Katherine Pancol - Die gelben Augen der Krokodile
Diana und Nina Breher

Joséphine kann schreiben. Über Umwege engagiert ihre Schwester Iris sie als Ghostwriterin. In diesem Roman geht es um die Irr- und Umwege des Lebens und um vielerlei kleine Geschichten, liebevoll...




...verwoben zu einem kurzweiligen Lesevergnügen.

"Die gelben Augen der Krokodile" jongliert augenzwinkernd mit Klischees und verliert trotzdem das Wesentliche nicht aus den Augen. Hinter den überzeichneten Stereotypen verstecken sich sympathische Charaktere, hinter der vermeintlichen Aschenputtel-Story eine rührende Erzählung über Erfolg, Demut und das Leben selbst.
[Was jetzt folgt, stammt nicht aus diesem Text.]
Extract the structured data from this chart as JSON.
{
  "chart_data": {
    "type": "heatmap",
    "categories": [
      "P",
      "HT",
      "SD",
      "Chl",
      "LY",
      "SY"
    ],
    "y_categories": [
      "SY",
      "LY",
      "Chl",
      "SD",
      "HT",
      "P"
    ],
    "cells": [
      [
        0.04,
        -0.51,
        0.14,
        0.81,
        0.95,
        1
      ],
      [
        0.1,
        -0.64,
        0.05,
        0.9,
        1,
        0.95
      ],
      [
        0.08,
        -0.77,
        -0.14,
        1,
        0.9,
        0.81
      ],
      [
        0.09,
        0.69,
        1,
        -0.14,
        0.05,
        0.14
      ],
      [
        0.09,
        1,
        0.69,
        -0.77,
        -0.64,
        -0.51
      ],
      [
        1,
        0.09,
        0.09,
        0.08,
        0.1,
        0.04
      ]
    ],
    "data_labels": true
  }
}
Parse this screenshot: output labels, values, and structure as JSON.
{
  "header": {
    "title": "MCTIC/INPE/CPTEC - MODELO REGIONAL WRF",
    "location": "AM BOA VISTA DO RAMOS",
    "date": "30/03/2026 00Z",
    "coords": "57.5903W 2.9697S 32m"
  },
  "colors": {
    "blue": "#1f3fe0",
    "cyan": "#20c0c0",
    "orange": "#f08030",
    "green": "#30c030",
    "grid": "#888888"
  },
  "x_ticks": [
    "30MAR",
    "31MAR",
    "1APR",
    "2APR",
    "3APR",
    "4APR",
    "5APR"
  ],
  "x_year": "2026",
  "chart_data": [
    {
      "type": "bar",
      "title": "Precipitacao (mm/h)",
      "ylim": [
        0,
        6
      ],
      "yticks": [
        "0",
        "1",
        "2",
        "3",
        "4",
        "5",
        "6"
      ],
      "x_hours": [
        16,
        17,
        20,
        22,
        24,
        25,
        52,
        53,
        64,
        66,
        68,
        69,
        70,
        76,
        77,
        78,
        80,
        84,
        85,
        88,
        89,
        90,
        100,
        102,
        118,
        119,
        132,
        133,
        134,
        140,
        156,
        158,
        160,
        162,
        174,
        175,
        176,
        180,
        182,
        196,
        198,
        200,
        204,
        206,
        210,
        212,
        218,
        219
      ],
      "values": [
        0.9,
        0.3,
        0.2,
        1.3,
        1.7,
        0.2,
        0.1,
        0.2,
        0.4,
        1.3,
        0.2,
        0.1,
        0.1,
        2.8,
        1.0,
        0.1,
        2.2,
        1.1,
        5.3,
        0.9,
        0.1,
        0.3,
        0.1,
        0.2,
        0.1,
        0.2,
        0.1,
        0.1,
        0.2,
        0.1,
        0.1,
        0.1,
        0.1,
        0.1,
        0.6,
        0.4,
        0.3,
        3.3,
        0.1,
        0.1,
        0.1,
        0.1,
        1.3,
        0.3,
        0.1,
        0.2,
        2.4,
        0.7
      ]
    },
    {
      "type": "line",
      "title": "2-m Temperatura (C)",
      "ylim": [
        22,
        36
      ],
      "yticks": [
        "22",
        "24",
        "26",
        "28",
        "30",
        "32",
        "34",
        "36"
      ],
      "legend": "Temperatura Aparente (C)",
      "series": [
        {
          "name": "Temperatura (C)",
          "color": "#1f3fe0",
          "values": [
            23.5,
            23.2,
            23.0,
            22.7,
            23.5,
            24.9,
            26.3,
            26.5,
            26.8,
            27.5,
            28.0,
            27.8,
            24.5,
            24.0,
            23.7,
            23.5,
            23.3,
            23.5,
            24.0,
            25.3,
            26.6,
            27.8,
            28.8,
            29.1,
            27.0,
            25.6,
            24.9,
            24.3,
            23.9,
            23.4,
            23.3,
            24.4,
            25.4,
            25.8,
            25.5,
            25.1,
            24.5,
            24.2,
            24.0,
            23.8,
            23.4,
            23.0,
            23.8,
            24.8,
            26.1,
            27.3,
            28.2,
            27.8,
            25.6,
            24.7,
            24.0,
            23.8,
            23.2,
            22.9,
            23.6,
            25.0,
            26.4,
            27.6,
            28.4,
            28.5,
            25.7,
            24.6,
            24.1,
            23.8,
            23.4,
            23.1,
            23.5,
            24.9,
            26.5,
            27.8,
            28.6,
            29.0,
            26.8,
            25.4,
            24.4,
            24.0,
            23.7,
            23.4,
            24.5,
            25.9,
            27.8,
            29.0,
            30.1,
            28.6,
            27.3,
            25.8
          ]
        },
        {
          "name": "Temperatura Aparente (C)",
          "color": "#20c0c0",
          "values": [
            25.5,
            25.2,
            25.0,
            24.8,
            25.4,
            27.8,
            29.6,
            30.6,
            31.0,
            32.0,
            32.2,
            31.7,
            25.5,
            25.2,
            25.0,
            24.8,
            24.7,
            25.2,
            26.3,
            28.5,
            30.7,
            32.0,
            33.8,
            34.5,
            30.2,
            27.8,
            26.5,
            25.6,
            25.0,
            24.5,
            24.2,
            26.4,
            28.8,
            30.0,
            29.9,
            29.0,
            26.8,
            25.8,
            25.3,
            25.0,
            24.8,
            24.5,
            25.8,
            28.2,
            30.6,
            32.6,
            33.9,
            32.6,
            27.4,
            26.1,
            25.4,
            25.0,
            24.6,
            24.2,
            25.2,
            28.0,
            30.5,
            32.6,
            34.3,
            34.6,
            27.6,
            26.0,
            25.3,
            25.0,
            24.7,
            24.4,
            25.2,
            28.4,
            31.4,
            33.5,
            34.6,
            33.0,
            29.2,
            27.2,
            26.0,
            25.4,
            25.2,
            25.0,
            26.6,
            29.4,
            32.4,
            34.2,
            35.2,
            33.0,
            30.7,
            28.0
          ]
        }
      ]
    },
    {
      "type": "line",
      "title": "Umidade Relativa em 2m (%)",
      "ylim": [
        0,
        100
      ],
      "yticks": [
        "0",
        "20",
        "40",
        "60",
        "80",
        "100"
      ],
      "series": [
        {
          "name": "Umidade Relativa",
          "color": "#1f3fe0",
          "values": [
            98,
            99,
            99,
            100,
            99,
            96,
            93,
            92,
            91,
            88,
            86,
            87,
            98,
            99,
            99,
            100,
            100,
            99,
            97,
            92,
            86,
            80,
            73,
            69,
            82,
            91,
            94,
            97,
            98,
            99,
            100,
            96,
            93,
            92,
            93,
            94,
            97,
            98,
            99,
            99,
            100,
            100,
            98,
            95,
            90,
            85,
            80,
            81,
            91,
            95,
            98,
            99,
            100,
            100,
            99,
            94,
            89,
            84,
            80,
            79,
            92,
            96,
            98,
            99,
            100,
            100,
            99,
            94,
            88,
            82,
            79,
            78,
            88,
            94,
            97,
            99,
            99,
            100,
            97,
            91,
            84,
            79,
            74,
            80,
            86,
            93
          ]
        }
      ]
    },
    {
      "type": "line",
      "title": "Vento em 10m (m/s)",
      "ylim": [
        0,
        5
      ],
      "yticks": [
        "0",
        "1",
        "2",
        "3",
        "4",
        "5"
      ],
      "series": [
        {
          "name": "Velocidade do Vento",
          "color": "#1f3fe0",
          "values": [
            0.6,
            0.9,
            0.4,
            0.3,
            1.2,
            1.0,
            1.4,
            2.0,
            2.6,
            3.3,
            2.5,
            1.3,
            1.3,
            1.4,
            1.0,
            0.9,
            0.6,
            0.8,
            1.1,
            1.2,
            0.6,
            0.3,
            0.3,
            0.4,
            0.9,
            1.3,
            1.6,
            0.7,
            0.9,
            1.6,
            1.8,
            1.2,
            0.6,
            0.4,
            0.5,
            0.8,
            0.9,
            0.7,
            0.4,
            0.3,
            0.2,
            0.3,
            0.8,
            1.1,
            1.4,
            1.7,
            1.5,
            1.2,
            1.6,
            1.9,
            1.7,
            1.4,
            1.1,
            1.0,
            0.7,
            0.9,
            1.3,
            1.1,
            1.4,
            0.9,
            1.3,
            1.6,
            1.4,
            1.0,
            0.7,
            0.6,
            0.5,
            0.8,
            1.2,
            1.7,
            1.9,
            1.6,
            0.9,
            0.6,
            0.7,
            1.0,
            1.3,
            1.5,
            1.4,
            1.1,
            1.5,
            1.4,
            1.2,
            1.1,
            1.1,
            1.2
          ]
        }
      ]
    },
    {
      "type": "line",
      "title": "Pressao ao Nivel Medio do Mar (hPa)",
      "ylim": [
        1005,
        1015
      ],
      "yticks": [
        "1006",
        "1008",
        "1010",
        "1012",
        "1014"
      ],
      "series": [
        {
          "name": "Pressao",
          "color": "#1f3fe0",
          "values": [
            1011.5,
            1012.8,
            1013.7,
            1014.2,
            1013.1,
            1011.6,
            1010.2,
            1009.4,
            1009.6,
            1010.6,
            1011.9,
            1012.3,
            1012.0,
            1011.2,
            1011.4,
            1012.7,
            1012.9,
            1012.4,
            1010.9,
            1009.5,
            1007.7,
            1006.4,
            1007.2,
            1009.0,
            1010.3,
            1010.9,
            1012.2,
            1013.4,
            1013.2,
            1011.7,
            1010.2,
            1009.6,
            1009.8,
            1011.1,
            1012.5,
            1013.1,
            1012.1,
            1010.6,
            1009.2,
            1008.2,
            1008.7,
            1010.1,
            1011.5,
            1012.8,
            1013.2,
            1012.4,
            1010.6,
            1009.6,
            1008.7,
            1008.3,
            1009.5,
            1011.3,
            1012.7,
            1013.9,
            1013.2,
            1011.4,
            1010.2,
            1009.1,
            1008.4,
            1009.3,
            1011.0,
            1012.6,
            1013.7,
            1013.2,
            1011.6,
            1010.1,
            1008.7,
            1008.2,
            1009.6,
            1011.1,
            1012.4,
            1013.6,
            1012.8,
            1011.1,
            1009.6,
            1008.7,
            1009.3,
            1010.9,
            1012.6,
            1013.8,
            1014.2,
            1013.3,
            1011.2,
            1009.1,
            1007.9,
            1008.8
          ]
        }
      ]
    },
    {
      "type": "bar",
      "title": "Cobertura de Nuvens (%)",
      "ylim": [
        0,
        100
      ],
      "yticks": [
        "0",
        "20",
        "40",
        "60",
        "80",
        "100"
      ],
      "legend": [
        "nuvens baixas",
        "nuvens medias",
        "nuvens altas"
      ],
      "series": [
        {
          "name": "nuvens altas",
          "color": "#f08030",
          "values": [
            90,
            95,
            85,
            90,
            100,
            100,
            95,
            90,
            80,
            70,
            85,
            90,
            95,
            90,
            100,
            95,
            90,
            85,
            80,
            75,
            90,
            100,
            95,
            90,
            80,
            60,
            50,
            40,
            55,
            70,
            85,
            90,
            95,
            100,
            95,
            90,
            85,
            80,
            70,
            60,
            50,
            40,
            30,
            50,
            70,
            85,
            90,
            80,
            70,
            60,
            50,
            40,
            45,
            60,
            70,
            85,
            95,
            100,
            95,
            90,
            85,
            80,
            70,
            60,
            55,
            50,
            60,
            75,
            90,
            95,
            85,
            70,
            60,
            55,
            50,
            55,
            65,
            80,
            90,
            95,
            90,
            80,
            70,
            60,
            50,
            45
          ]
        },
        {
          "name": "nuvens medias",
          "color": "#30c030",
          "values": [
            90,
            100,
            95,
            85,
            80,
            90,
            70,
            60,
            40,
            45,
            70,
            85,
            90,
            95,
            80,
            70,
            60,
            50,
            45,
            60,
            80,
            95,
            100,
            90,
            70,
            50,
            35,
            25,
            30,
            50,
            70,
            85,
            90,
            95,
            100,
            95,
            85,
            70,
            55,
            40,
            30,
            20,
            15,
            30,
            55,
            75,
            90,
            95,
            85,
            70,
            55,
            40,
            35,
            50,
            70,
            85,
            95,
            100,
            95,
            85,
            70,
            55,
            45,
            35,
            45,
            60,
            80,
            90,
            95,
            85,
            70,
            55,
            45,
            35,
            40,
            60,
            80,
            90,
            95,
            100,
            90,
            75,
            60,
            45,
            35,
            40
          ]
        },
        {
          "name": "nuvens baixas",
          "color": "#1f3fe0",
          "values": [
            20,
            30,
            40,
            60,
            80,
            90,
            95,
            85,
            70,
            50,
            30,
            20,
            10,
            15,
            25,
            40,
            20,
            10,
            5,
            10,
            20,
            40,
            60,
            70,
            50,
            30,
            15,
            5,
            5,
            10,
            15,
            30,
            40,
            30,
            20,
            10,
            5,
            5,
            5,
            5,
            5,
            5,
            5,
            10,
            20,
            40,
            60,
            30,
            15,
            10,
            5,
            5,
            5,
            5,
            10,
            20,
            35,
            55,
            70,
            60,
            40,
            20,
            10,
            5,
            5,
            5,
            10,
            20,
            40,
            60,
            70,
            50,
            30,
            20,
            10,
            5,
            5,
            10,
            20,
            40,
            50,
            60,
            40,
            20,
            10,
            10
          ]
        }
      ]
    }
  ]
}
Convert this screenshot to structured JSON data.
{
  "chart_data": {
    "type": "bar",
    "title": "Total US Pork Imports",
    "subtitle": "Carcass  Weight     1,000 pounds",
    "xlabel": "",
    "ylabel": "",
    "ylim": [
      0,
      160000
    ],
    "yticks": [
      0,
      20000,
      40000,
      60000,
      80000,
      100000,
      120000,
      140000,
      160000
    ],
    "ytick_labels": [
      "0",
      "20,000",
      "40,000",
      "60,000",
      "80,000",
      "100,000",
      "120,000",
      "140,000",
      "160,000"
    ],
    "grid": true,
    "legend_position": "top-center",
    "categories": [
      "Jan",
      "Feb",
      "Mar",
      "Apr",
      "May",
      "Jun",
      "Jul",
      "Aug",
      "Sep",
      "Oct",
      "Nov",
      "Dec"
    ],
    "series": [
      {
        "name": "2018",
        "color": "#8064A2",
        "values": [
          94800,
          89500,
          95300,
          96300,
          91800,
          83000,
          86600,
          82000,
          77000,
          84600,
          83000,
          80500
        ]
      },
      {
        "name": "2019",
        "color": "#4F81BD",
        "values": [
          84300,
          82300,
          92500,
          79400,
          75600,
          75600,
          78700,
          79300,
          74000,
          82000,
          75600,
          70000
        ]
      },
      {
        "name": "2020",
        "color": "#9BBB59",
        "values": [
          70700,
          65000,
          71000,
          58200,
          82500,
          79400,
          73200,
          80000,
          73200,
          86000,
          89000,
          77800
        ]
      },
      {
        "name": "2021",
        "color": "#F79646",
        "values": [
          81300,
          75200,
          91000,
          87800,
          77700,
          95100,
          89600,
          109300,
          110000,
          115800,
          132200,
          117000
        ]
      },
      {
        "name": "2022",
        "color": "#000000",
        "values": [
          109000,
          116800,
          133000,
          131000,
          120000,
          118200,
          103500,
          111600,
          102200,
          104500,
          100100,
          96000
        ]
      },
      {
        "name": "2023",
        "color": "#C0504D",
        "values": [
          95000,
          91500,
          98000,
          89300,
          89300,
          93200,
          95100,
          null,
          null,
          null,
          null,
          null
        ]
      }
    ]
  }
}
Joséphine, Historikerin und Mutter, wird von ihrem Mann verlassen. Wie das Leben - oder das Klischee? - so spielt, brennt er mit einer deutlich jüngeren Frau durch, um sich selbst zu verwirklichen: Mit einer blutjungen Friseuse will er in Afrika einen Krokodilpark betreiben. Die Protagonistin ist verzweifelt und bemüht sich, mit ihren Töchtern über die Runden zu kommen. Eine von ihnen, Hortense, ist eine überdurchschnittlich selbstbewusste Teenagerin, mit der die von Komplexen behaftete Joséphine zu kämpfen hat – nicht zuletzt, weil die eigene Tochter ihr in vielen Dingen um einiges voraus ist und ihr so die eigenen Defizite vor Augen führt. Nach und nach werden uns LeserInnen auf originelle Weise immer mehr Figuren vorgestellt, und es ist der Autorin und ihrer leichtfüßigen Sprache zu verdanken, dass "Die gelben Augen der Krokodile" es schafft, eine ganze Sippschaft und ihren Dunstkreis einzuführen, ohne dass wir den Überblick verlieren.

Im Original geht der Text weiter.